Goverment mulls new global bond issue

MANILA, Philippines — The government plans to borrow anew from the foreign market by issuing another set of global bonds, but will first look into risks on maturities and currency exchange before proceeding.

Finance Secretary Carlos Dominguez yesterday said the government may return to the bond market abroad, but has yet to determine its timing to make sure that the benefits of the financing outweigh its costs.

Dominguez said the government is looking into risks on yields and maturities, as well as the peso’s weakening, as factors for issuing additional global bonds.

“We are looking at possible issuance of bonds. We issued three very successful bonds this year, (including the) $3 billion in the US market,” Dominguez said in a TV interview.

“We have issued $2.5 billion equivalent in euros and around $500 million in the samurai market. All were very well received. Now we are looking at three items that we look at always: what are the coupon rates that people are willing to take; what are the tenors (since) we want to stretch our tenors further, and of course what is the exchange rate risk,” he said.

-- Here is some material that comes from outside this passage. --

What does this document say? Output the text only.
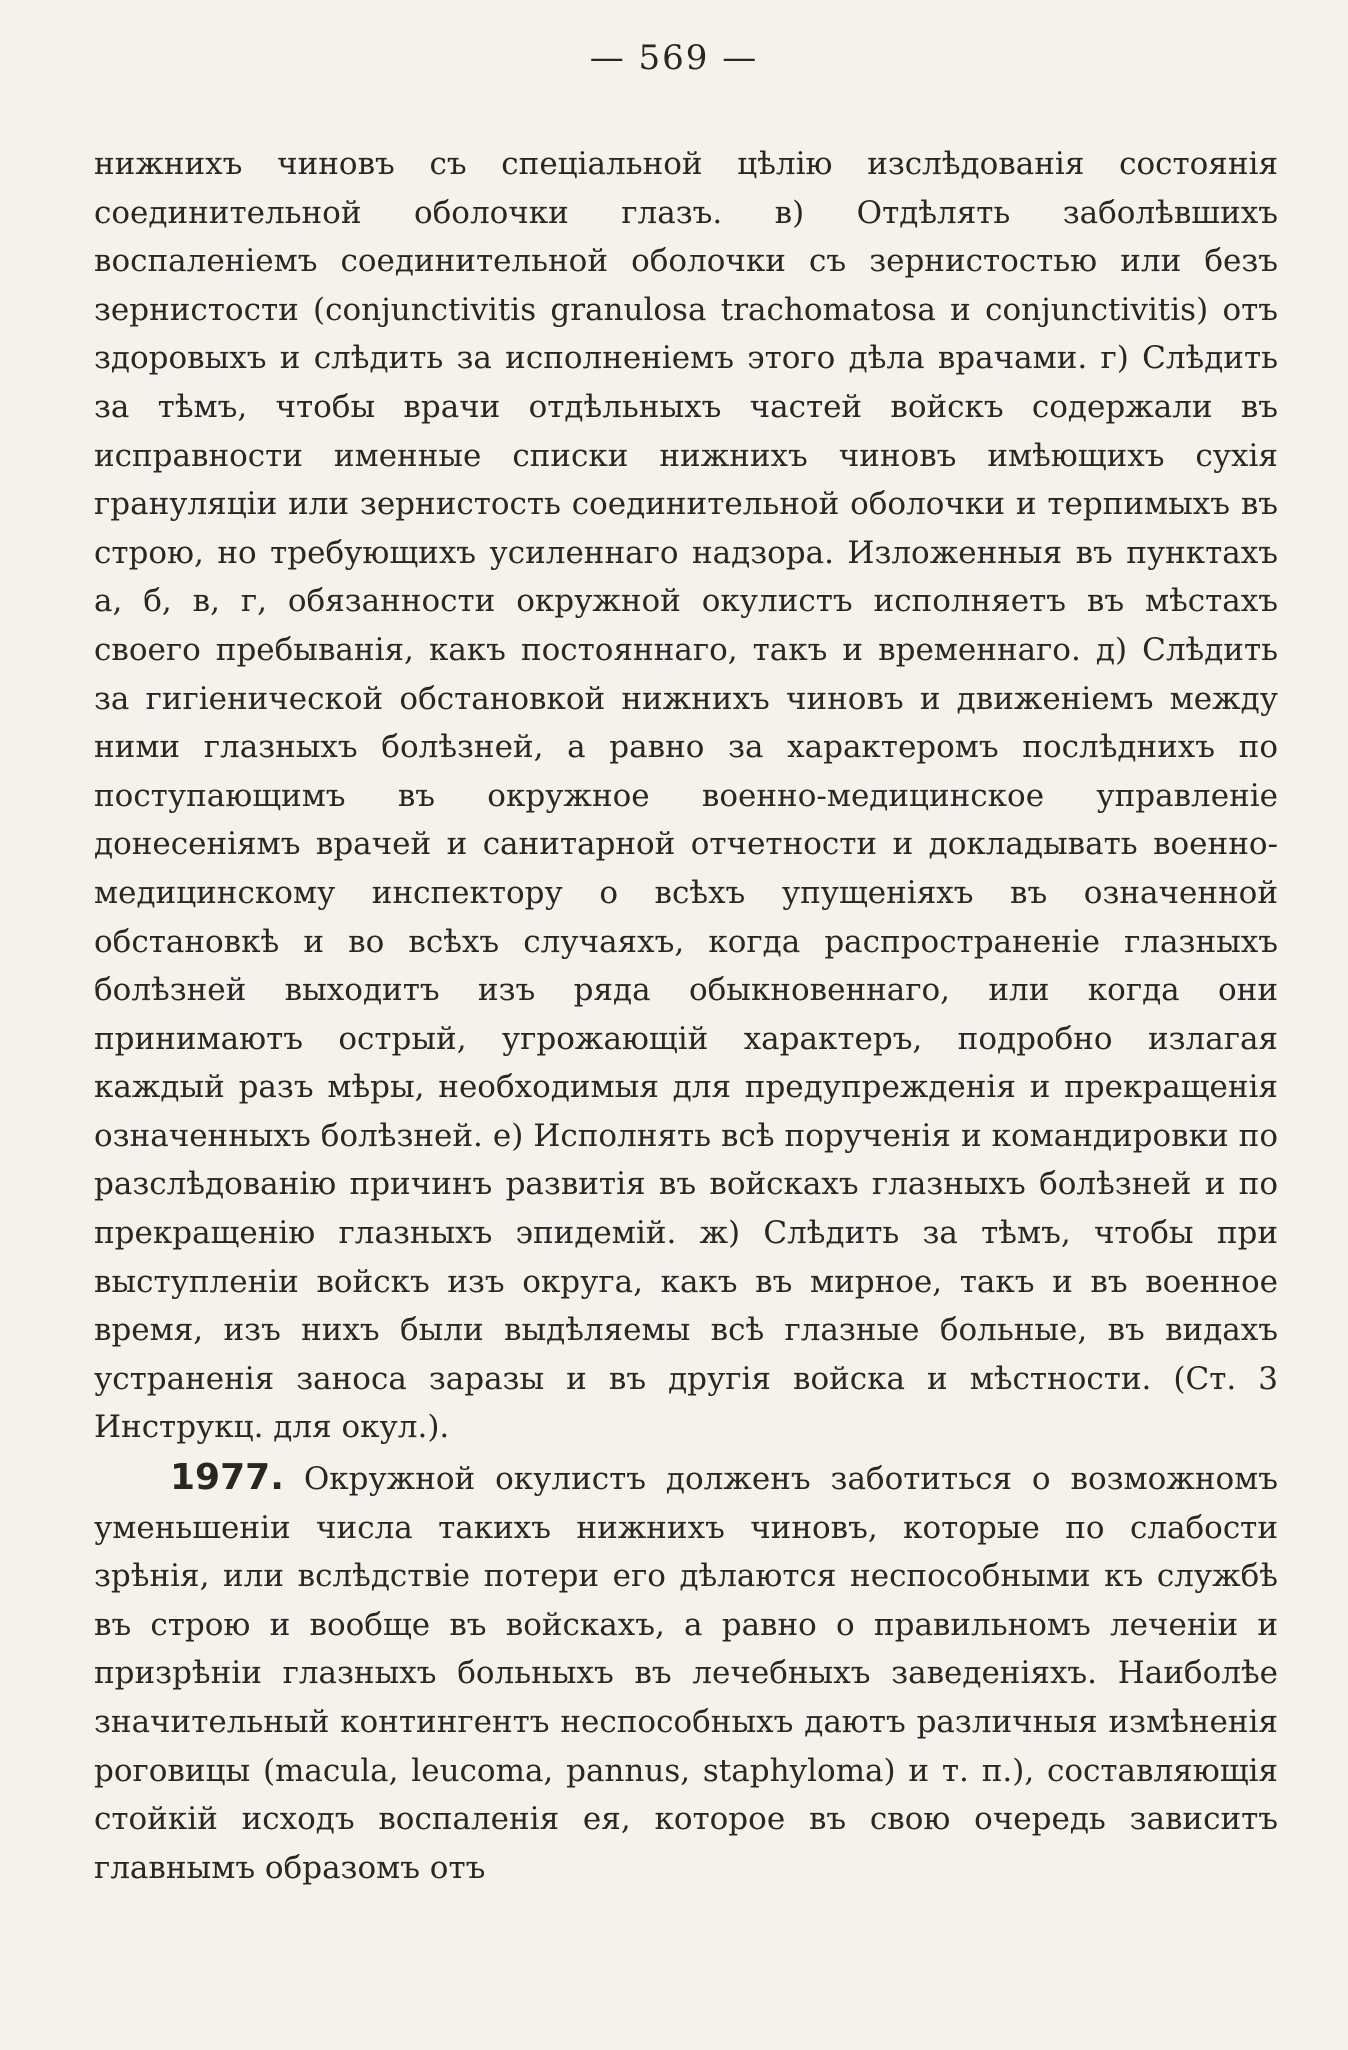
— 569 —

нижнихъ чиновъ съ спеціальной цѣлію изслѣдованія состоянія соединительной оболочки глазъ. в) Отдѣлять заболѣвшихъ воспаленіемъ соединительной оболочки съ зернистостью или безъ зернистости (conjunctivitis granulosa trachomatosa и conjunctivitis) отъ здоровыхъ и слѣдить за исполненіемъ этого дѣла врачами. г) Слѣдить за тѣмъ, чтобы врачи отдѣльныхъ частей войскъ содержали въ исправности именные списки нижнихъ чиновъ имѣющихъ сухія грануляціи или зернистость соединительной оболочки и терпимыхъ въ строю, но требующихъ усиленнаго надзора. Изложенныя въ пунктахъ а, б, в, г, обязанности окружной окулистъ исполняетъ въ мѣстахъ своего пребыванія, какъ постояннаго, такъ и временнаго. д) Слѣдить за гигіенической обстановкой нижнихъ чиновъ и движеніемъ между ними глазныхъ болѣзней, а равно за характеромъ послѣднихъ по поступающимъ въ окружное военно-медицинское управленіе донесеніямъ врачей и санитарной отчетности и докладывать военно-медицинскому инспектору о всѣхъ упущеніяхъ въ означенной обстановкѣ и во всѣхъ случаяхъ, когда распространеніе глазныхъ болѣзней выходитъ изъ ряда обыкновеннаго, или когда они принимаютъ острый, угрожающій характеръ, подробно излагая каждый разъ мѣры, необходимыя для предупрежденія и прекращенія означенныхъ болѣзней. е) Исполнять всѣ порученія и командировки по разслѣдованію причинъ развитія въ войскахъ глазныхъ болѣзней и по прекращенію глазныхъ эпидемій. ж) Слѣдить за тѣмъ, чтобы при выступленіи войскъ изъ округа, какъ въ мирное, такъ и въ военное время, изъ нихъ были выдѣляемы всѣ глазные больные, въ видахъ устраненія заноса заразы и въ другія войска и мѣстности. (Ст. 3 Инструкц. для окул.).

1977. Окружной окулистъ долженъ заботиться о возможномъ уменьшеніи числа такихъ нижнихъ чиновъ, которые по слабости зрѣнія, или вслѣдствіе потери его дѣлаются неспособными къ службѣ въ строю и вообще въ войскахъ, а равно о правильномъ леченіи и призрѣніи глазныхъ больныхъ въ лечебныхъ заведеніяхъ. Наиболѣе значительный контингентъ неспособныхъ даютъ различныя измѣненія роговицы (macula, leucoma, pannus, staphyloma) и т. п.), составляющія стойкій исходъ воспаленія ея, которое въ свою очередь зависитъ главнымъ образомъ отъ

Dominguez said the government is assessing how to stretch the payment terms to allow the country more time to rebuild its resources before paying the debts amassed during the pandemic.

Further, Dominguez said the economy is shielded by its gross international reserves that amounted to $107.16 billion as of September, exceeding the country’s external debt stock of $101.2 billion as of the first semester.

New York-based Fitch Solutions earlier warned that the Philippine peso would see its value deteriorate with the government’s struggle to contain the spread of the virus.

“We have a total of almost $108 billion in reserves as against our total debt of around $100 billion. We are very comfortable that our foreign exchange reserves will see us through any possible challenges on the pestle,” Dominguez said.